What are Adaptive Trials in Clinical Research?

Introduction

Clinical trials are the cornerstone of medical advancements, providing the evidence needed to bring new and best treatments to patients. Traditionally, these trials have followed a rigid, sequential process, often taking years to complete and requiring significant resources. As medical research and technology evolve, so too must the methods we use to evaluate treatments.

Enter adaptive trials—a revolutionary approach that is transforming the landscape of clinical research. But what exactly are adaptive trials, and why are they considered smarter and faster than traditional trials? This blog will explore these questions, shedding light on the benefits and key features of adaptive trials and their potential to revolutionise clinical research.
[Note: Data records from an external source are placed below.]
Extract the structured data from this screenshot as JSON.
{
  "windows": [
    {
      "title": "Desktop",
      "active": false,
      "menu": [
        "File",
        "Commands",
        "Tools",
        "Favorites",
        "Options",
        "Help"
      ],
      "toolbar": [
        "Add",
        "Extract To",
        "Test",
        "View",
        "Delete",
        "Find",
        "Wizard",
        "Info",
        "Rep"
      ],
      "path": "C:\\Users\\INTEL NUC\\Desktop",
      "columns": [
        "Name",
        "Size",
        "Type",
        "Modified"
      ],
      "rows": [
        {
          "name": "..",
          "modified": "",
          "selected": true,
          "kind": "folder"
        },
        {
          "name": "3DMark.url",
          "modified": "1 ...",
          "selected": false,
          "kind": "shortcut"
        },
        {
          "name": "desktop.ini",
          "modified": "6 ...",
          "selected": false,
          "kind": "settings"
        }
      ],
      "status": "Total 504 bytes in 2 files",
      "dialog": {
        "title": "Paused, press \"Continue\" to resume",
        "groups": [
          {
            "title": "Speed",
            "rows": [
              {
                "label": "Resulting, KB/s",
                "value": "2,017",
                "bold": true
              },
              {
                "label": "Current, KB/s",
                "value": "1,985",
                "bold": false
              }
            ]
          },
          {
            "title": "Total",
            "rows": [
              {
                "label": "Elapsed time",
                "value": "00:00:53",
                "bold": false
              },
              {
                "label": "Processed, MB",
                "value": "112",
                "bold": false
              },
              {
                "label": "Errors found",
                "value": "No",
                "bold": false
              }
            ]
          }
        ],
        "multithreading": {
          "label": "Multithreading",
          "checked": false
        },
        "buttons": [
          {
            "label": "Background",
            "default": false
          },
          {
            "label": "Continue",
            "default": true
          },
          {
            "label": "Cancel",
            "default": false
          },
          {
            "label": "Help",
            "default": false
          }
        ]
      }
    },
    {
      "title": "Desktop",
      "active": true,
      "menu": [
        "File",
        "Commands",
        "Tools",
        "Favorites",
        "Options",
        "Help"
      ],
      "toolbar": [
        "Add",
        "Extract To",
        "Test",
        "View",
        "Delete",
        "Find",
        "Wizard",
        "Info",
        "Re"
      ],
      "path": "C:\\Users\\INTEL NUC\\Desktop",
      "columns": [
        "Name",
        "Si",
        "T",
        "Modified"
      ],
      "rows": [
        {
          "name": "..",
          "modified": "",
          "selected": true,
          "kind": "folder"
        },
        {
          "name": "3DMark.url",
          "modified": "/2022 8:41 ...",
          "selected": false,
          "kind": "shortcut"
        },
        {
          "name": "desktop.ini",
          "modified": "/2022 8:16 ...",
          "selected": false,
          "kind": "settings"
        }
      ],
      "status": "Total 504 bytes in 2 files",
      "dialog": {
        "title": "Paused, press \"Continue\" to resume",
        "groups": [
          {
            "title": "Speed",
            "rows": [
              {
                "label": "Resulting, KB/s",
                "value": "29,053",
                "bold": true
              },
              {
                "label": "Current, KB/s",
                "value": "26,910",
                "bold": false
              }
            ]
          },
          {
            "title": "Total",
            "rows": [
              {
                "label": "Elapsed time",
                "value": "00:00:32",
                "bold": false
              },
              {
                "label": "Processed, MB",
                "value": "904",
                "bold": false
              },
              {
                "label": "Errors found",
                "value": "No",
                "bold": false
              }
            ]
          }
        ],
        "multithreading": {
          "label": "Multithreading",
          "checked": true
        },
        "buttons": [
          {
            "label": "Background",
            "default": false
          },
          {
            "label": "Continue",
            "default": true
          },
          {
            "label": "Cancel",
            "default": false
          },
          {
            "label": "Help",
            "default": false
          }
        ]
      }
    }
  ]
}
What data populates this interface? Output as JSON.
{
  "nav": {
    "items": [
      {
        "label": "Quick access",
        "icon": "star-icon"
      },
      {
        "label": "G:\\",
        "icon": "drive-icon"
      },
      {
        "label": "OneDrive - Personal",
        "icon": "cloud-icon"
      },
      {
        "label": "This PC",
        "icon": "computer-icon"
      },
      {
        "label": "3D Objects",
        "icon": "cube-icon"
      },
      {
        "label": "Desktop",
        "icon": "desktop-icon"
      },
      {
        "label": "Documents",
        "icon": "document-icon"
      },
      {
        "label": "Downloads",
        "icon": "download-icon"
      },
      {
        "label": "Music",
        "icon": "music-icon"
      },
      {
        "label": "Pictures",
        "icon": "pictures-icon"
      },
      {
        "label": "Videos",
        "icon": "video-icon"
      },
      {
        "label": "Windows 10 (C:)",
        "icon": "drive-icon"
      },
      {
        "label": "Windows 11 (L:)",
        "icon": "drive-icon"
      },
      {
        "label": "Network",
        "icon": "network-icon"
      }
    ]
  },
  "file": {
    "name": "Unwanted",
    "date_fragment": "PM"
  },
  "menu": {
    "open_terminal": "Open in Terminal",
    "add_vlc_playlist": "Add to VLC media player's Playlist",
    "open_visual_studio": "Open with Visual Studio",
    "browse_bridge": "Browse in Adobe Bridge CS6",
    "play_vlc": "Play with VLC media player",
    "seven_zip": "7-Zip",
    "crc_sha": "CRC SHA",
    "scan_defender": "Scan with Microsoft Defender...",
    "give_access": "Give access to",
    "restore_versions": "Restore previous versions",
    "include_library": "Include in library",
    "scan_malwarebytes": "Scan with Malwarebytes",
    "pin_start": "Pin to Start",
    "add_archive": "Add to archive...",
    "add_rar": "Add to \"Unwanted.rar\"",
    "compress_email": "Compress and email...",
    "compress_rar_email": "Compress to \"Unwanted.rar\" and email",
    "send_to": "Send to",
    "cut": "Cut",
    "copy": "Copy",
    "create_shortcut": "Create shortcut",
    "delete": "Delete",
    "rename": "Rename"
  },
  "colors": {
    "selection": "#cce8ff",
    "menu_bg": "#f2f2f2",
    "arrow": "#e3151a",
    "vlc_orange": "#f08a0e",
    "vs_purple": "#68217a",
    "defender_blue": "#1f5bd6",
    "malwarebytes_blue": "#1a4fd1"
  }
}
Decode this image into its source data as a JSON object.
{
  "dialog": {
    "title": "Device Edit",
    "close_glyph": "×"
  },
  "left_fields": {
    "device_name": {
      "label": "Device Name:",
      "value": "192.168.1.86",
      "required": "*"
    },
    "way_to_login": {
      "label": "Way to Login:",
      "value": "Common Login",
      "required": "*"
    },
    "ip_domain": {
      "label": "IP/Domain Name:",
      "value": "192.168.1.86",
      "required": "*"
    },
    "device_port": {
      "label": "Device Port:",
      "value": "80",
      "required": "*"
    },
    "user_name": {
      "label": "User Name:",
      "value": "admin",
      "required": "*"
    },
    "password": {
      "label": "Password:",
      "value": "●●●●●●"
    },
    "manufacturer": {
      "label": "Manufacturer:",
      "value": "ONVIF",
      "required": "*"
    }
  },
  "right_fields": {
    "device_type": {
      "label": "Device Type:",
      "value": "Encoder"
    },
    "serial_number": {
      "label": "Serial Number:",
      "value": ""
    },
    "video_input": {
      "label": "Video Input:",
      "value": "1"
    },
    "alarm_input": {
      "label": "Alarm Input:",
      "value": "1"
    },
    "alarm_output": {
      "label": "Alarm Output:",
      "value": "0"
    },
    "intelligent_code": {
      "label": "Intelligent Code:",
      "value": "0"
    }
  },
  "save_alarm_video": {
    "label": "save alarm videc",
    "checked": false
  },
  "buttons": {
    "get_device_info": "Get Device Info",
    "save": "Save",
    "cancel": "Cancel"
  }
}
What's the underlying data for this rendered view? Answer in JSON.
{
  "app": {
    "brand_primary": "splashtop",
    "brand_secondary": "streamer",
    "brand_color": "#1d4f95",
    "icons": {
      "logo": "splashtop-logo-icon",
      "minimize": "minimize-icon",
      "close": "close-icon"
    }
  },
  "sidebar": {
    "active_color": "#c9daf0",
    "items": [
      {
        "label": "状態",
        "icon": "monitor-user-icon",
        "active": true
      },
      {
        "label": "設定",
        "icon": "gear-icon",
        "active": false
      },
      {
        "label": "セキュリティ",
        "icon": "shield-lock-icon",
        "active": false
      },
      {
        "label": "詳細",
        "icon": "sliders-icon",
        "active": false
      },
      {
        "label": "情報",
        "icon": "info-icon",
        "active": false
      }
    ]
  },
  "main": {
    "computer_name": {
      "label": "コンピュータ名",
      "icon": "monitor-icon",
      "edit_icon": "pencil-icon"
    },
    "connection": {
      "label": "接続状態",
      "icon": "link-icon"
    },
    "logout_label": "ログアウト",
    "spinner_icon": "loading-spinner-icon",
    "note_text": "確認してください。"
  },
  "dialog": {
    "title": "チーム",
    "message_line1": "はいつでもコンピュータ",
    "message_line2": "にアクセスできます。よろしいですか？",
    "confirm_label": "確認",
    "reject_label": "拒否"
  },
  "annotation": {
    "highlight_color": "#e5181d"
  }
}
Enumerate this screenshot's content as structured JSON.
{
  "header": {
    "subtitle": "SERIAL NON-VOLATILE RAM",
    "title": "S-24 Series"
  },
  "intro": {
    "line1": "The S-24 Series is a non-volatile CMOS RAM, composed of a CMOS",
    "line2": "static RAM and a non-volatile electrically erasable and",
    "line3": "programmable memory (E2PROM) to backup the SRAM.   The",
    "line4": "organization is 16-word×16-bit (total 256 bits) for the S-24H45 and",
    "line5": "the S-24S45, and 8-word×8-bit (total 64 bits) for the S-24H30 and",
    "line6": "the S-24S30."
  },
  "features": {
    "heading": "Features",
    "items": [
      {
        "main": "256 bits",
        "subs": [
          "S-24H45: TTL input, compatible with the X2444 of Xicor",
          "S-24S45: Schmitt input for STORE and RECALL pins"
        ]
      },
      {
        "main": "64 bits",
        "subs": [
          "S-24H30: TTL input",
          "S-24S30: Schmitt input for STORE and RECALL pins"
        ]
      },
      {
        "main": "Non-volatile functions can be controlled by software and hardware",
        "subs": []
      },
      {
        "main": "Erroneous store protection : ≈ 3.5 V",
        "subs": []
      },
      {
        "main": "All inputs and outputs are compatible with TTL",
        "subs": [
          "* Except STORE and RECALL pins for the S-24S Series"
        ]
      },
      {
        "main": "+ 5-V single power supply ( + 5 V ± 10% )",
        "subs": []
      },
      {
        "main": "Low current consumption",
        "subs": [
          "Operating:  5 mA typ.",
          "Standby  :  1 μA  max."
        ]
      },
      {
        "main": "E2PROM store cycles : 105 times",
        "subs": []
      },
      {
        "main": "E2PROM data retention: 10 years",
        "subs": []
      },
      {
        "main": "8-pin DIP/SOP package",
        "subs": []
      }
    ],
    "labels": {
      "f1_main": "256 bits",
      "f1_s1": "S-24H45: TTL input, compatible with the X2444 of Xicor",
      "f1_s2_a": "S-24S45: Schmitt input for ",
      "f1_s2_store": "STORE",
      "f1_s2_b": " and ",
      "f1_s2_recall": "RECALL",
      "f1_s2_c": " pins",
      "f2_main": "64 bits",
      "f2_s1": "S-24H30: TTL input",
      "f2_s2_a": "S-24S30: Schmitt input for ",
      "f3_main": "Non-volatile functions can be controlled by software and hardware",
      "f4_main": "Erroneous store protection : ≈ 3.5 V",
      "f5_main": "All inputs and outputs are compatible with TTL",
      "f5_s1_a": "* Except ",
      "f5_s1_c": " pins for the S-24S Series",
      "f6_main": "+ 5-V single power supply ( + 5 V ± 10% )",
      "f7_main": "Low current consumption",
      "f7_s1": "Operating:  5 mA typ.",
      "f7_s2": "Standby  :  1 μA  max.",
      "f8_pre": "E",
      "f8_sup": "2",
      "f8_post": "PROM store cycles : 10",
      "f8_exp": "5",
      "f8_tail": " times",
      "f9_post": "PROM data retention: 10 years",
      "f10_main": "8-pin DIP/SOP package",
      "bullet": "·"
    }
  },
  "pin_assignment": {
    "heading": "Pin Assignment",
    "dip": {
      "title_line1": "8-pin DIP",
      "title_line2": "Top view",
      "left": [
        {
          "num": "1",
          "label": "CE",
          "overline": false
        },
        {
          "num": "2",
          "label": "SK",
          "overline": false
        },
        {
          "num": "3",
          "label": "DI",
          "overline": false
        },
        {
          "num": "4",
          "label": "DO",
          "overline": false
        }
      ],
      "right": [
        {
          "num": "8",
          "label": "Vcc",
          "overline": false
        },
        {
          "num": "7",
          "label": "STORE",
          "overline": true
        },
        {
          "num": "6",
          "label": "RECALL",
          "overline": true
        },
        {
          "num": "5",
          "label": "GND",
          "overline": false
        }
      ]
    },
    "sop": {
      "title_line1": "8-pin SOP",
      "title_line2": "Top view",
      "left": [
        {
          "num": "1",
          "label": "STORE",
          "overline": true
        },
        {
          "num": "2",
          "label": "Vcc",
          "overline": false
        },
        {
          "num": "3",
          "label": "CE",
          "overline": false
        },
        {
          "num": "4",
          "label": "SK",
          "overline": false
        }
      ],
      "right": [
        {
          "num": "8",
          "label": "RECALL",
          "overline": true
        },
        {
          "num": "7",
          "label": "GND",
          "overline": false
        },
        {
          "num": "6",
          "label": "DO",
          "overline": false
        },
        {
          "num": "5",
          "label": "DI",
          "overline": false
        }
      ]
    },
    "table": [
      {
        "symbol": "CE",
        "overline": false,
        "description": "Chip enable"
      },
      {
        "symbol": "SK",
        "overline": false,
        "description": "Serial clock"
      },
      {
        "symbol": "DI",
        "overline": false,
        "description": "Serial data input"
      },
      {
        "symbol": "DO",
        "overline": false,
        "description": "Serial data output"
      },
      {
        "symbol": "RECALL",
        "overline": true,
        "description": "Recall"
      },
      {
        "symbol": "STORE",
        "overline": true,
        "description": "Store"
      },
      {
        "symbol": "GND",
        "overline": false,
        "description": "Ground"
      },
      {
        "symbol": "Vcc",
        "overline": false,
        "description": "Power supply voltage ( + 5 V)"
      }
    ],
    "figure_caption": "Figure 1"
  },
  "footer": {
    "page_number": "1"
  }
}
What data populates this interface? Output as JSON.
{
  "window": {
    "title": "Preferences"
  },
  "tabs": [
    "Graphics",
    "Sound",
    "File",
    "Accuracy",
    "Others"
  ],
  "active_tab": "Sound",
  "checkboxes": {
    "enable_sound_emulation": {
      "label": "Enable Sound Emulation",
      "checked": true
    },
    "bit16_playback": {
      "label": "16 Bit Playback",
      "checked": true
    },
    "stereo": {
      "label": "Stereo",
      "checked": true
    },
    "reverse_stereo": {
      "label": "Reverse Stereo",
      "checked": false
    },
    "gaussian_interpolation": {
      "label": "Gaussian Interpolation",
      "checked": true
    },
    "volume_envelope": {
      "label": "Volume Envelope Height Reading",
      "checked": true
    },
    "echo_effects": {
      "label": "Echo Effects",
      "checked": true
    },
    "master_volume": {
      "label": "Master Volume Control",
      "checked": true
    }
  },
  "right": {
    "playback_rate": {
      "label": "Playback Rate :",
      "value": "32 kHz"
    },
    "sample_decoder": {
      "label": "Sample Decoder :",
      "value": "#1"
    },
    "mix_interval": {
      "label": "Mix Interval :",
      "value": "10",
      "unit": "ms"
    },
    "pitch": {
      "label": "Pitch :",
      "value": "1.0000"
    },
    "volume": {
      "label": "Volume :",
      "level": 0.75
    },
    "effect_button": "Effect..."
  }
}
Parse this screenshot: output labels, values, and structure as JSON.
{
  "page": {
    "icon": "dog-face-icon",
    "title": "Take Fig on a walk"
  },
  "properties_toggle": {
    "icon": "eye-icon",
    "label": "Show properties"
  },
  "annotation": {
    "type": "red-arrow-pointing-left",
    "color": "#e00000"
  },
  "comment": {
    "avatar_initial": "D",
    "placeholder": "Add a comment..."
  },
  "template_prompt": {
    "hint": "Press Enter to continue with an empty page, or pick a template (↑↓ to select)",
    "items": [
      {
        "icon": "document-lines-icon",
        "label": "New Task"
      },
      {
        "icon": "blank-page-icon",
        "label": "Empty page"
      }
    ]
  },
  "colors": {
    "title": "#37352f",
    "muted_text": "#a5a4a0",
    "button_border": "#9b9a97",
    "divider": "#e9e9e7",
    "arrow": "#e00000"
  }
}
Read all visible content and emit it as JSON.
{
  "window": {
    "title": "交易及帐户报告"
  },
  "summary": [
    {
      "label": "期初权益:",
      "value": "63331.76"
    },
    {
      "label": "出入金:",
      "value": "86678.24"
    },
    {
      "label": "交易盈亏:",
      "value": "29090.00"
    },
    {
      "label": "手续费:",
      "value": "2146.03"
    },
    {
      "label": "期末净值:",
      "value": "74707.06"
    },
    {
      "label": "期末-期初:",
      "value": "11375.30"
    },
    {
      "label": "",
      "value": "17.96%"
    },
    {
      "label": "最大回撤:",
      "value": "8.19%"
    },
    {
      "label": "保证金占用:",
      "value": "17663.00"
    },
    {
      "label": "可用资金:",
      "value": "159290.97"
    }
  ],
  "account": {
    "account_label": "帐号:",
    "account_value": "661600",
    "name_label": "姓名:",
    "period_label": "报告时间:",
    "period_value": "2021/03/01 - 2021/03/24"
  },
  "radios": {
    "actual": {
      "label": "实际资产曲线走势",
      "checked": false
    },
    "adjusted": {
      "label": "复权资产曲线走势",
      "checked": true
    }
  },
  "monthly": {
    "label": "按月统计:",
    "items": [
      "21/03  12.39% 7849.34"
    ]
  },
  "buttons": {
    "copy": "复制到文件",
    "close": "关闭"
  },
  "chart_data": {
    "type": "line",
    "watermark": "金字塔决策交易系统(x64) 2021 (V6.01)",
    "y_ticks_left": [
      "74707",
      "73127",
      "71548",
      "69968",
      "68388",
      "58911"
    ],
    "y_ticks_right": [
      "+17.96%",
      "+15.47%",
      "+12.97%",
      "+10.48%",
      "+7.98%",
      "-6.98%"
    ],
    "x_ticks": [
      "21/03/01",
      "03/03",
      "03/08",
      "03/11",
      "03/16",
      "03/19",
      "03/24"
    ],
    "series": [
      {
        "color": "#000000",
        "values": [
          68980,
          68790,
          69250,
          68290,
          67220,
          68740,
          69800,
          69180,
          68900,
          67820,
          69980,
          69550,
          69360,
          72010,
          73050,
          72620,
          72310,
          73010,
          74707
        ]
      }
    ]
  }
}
Traditional vs. Adaptive Trials

To understand the significance of adaptive trials, it's essential first to grasp the limitations of traditional clinical trials. In a conventional trial, the design is fixed from the outset.

Researchers determine the sample size, patient population, dosing schedules, and endpoints before the trial begins, and these elements remain unchanged throughout the study. This rigidity can be a double-edged sword: while it ensures validity if the trial is positive, it also means that if the initial assumptions are incorrect, the entire trial could fail to identify a treatment that works, leading to wasted time and resources.

Nothing is more frustrating than abandoning a promising treatment and not knowing whether it failed because it's not actually effective or because the trial design was flawed.

Adaptive trials, offer a flexible and dynamic alternative. These trials are designed to evolve in response to adaptive analyses that occur as the trial progresses.  As participants are recruited the exact design of the study can change according to design rules that are specified before the trial commences.  

This allows modifications to aspects of the design, such as the number of participants, dosage levels, or even the patient population, in order to optimise the value of information generated by the trial. There are three major advantages: on average, results will be obtained sooner, the cost of the trial will be lower, and the risk of failing to identify an effective treatment will be reduced.

Key Features of Adaptive Trials

Adaptive trials are characterised by several key features that set them apart from traditional trials:

1. Pre-specified but Flexible Design: Adaptive trials are inherently flexible. The trial protocol is designed with predefined rules that allow for modifications based on results at each adaptive analysis. This flexibility ensures that the trial remains relevant and efficient, across a range of plausible assumptions about size of treatment effect and which patients will benefit from the treatment.
2. Adaptive Analyses: One of the most critical components of an adaptive trial is the adaptive analyses. These analyses are conducted as data accrues throughout the trial. Based on the results and pre-specified rules, the trial's course can be modified, such as adjusting the dosage, expanding or narrowing the patient population, or even stopping the trial if a pre-specified effect (such as superiority of an intervention) is shown in the accrued data.
3. Real-Time Data Utilisation: Because of the combination of adaptive analyses and pre-specified design rules, data is used when its most valuable, i.e., as soon as its available.  In a fixed trial design data is only used once, at the end of the trial, and if the design assumptions are wrong the only option is to start again and design a new trial.
4. Multiple Objectives: Adaptive trials can address more objectives within a single study than can occur with a fixed design. For example, a trial might simultaneously evaluate different dosages or patient population, allowing for a more comprehensive understanding of the intervention's value.
5. Never slower than a traditional design: If an adaptive design specifies a maximum sample size that is the same as the sample size specified for a traditional trial, the adaptive design will never take longer than a traditional design, and will often be faster.

Examples of Success

Adaptive trials have already proven their value in several high-profile studies. One notable example is the I-SPY 2 trial (refer to trial registration and protocol paper in study1; study2), an adaptive platform trial designed to evaluate treatments for breast cancer. By using an adaptive design, the I-SPY 2 trial has been able to efficiently test multiple therapies simultaneously (using a common control arm) and match treatments to different categories of breast cancer, rapidly identifying the most promising treatments and accelerating their development.

Another example is the REMAP-CAP trial (see study1; study2), which evaluated multiple re-purposed drugs to treat severe COVID-19.  Taking only 8 months the trial was the first to identify tocilizumab as a highly effective treatment for patients who were critically ill from COVID. It was the fastest among multiple trials because it used a design without a fixed sample size, conducting adaptive analyses, until it could be concluded that the treatment worked.

Conclusion

Adaptive trials are most useful at phase 2, when little is known about how a new treatment works and its effectiveness. It’s counterintuitive that, at this time, a traditional trial design requires all design parameters to be fixed. Adaptive designs offer a smarter, faster,and more efficient alternative to traditional trials.

By allowing for real-time adjustments based on accruing data, adaptive trials can optimise resource use, reduce trial duration, and improve patient outcomes. As the healthcare industry continues to embrace innovation, adaptive trials are poised to become an integral part of clinical development, particularly at phase 2, reducing the time from the start of phase 2 to registration by many months or years.